Ecologic evidence reveals that CDC's 2012 recommendation to screen all baby boomers for HCV infection resulted in increased testing among that birth cohort.[17] However, existing testing strategies have had limited success because >39% of all adults with HCV infection still report being unaware that they are infected. Further, the increase in new acute and newly reported chronic infections among young adults further supports the need for expanded and easier-to-implement hepatitis C testing recommendations. The new CDC recommendations released today include screening of all adults aged ≥18 years once in their lifetime and screening of all pregnant women during each pregnancy.[11] They also include an exception for settings where the prevalence of HCV infection is <0.1%; however, there are few known settings with a hepatitis C prevalence below that threshold.[18,19] The recommendation for testing of persons with risk factors remains in effect, regardless of age or setting prevalence, including continued periodic testing of persons with ongoing risk. The U.S. Preventive Services Task Force (USPSTF) recently published a recommendation statement on screening for hepatitis C virus infection in all adults aged 18–79 years (B recommendation).[20] The USPSTF recommendation differs from CDC's recommendation in that 1) an upper age limit is defined, 2) there is no recommendation for screening during every pregnancy, 3) and a prevalence threshold at which universal screening would remain cost-effective is not identified.
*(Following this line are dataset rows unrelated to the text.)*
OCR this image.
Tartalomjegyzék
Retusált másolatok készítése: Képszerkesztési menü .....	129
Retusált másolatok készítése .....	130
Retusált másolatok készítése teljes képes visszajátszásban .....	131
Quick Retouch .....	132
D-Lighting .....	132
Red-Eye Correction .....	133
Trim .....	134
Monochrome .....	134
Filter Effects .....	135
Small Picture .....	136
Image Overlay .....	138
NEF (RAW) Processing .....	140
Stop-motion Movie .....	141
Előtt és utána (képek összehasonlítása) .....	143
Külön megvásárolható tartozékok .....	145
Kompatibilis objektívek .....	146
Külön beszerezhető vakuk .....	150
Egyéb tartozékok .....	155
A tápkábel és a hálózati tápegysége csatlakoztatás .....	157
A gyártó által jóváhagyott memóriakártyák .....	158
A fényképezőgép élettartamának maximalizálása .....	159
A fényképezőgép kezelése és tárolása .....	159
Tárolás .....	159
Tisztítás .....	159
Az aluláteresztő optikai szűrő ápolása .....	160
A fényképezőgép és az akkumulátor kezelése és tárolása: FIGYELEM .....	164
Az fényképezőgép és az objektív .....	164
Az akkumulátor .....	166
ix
The findings in this report are subject to at least three limitations. First, the number of cases of acute and chronic hepatitis C reported to CDC underestimate the actual incidence of disease, and not all states reported chronic infections to CDC in 2018. For every reported case of acute hepatitis C, CDC estimates that there are 13.9 actual cases;[9,12] however, this estimation methodology is imprecise and might be influenced by testing rates. Second, minor changes to the CSTE case definition, changes to the reporting practices across jurisdictions, and changes to hepatitis C testing practices among providers during 2009–2018 should be considered when examining acute hepatitis C cases temporally. Finally, because NHANES sampling is limited to the noninstitutionalized, civilian population, survey results related to hepatitis C might not be nationally representative because they do not include some populations at highest risk for hepatitis C (e.g., incarcerated persons).

These findings highlight the need for immediate implementation of the new CDC universal hepatitis C screening recommendations for all adults and pregnant women.[11] Following a decade of sharp increases in acute hepatitis C infections, particularly among young adults, the rates of newly reported chronic infections among baby boomers and millennials are now equal, demonstrating that even younger generations are at risk. Diagnosing HCV infection is a necessary first step to linking persons to cure to prevent life-threatening consequences of long-term chronic infections and transmission to others.